In other cases, the challenge is large part size. Prints that make full use of the entire build envelope can take multiple days to complete, putting a premium on printer reliability. “As we had experienced occasionally with our previous systems, any failure during the build results in lost time, lost materials and impacts on the scheduling of other jobs, making it something we were keen to avoid moving forward,” says Martin. Combining the inherent reliability of the Neo platform with Ogle’s decades of experience in setting up individual SLA 3D prints in a production environment gives the team confidence that a part started on a Friday will still be printing correctly through to completion on Monday morning.

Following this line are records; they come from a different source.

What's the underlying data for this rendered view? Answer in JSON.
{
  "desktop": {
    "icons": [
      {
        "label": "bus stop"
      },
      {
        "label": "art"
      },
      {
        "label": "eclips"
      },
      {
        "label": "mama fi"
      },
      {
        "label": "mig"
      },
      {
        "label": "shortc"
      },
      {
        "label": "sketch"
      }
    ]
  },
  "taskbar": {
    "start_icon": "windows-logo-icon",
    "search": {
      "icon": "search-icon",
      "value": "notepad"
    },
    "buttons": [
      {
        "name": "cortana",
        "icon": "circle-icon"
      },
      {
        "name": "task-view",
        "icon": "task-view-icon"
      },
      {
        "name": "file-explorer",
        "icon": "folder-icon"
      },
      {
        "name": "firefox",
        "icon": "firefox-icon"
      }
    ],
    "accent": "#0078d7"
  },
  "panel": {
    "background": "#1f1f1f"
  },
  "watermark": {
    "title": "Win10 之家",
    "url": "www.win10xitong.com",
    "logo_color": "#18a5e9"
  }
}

“Stratasys’ Neo 3D printers fit well with Ogle’s processes because consistency is a key driver for us,” he adds. “Typically, the engineering side of 3D printers can be overcomplicated, which leads to reliability issues. The Neo printers, however, are simpler and more refined, so are just more efficient. Ultimately, we can rely on these systems to keep going build after build and continue printing when the lights are out.”